Africa

Kwasi Pratt Jnr. Calls for Renewed Pan-African Revolution at 80th Anniversary of 5th Pan-African Congress

Story by Eugene Nyarko Jnr. l Accra l November 19, 2025

The 80th Anniversary Conference of the historic 5th Pan-African Congress ended on Wednesday, November 19, with a powerful call for a renewed continental liberation agenda. Addressing delegates at the Kwame Nkrumah Mausoleum in Accra, the General Secretary of the Socialist Movement of Ghana, Kwasi Pratt Jnr., invoked the spirit of the 1945 Manchester Congress and urged Africans to complete the unfinished mission of true political and economic emancipation.

Organised by the Pan-African Progressive Front (PAPF), the conference commemorated the seminal 1945 gathering in Manchester, which united African workers, students, intellectuals and global freedom fighters in defining Pan-Africanism as a struggle for total liberation and unification under scientific socialism.

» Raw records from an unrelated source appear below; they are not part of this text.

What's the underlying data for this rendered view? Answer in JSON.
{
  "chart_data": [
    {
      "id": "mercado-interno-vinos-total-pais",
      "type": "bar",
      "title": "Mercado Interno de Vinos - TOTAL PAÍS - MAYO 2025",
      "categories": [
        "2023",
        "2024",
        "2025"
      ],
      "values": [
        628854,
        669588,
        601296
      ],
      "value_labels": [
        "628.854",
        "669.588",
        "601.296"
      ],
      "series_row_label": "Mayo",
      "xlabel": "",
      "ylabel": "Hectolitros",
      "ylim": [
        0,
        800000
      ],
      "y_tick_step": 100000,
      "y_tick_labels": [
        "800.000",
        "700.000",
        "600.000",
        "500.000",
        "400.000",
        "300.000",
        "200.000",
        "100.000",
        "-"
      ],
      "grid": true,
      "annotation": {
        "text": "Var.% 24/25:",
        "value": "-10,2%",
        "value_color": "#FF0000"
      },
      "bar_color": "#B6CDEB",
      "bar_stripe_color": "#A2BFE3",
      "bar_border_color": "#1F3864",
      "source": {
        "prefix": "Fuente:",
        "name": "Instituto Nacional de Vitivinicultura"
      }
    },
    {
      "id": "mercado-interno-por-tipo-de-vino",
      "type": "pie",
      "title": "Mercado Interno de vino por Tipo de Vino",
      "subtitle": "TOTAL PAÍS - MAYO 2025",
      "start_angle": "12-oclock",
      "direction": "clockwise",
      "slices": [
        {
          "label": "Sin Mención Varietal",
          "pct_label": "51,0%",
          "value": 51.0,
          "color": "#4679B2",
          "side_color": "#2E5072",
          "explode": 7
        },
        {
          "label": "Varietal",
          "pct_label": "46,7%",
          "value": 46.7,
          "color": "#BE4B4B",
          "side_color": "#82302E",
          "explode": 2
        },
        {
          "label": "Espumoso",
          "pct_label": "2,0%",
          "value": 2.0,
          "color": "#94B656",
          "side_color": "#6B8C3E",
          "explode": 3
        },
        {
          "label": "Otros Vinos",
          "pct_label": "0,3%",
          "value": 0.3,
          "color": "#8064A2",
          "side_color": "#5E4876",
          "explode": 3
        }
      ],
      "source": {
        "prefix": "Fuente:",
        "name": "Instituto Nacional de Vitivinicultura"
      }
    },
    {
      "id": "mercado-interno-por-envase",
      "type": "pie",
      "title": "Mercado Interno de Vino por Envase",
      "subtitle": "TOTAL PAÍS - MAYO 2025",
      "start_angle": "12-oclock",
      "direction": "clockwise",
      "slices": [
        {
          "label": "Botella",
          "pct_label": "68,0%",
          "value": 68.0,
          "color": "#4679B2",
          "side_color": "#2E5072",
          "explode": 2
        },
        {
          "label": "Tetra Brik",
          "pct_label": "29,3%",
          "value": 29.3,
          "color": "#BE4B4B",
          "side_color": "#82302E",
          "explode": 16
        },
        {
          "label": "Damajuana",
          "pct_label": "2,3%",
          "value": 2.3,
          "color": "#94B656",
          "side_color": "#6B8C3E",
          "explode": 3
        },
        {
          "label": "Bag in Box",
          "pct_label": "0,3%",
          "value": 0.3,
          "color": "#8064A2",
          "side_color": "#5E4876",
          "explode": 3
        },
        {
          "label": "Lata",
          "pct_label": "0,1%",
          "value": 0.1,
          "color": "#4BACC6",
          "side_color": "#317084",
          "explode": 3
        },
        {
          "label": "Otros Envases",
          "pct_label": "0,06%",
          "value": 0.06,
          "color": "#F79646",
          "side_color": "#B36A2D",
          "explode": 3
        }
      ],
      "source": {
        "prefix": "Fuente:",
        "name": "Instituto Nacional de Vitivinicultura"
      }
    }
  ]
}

Pratt reminded participants that although African nations now hold flags of independence, the deeper structures of economic domination persist. “Foreign control of finance and trade, resource plunder, exploitative contracts and odious debt continue to undermine the sovereignty of African peoples,” he said. He stressed that the vision of Manchester extended beyond ending colonial rule—it aimed to build a self-reliant, industrialised, socially just and united Africa.

In a sweeping declaration on behalf of Pan-African movements, progressive parties, trade unions, peasant groups, youth, women’s organisations, cultural workers and the African diaspora, Pratt outlined a comprehensive agenda for Africa’s complete liberation. Key commitments included:

  • Full political and economic unification of Africa, grounded in popular participation and democratic control of the continent’s wealth.
  • Reclamation of natural resources, land and strategic industries to benefit the African people.
  • A continental industrialisation plan, prioritising manufacturing, technology and value-added production, supported by an Africa-wide network of railways, energy corridors, roads and digital infrastructure.
  • Agrarian transformation and food sovereignty, ensuring agriculture is reorganised to feed Africans first.
  • Financial independence, including the establishment of an African monetary system and the cancellation of illegitimate external debts.
  • A Pan-African education and scientific ecosystem, featuring universities dedicated to developing skills and technologies that meet Africa’s social, industrial and agricultural needs.
  • Strengthening Africa’s defense capacity, with the development of indigenous military industries and the rejection of foreign military presence on African soil.
  • A united push for reparations, creating legal and political frameworks to demand restitution for slavery, colonialism, and neo-colonial exploitation.
  • Solidarity with oppressed peoples worldwide, using Africa’s political and economic power to advance global justice.

Pratt issued a stirring pledge from the conference floor: “Standing on the shoulders of the Manchester delegates of 1945, we vow to complete the Pan-African revolution they began. The era of Africa’s economic subjugation will no longer be tolerated.”

He called on African governments, mass movements, trade unions, peasants’ associations and the global African family to mobilise resources, knowledge and collective power to realise the aims outlined in the declaration, which the conference is expected to adopt.

The event concluded with renewed commitment to strengthening Pan-African solidarity and advancing a unified developmental vision for the continent and its diaspora.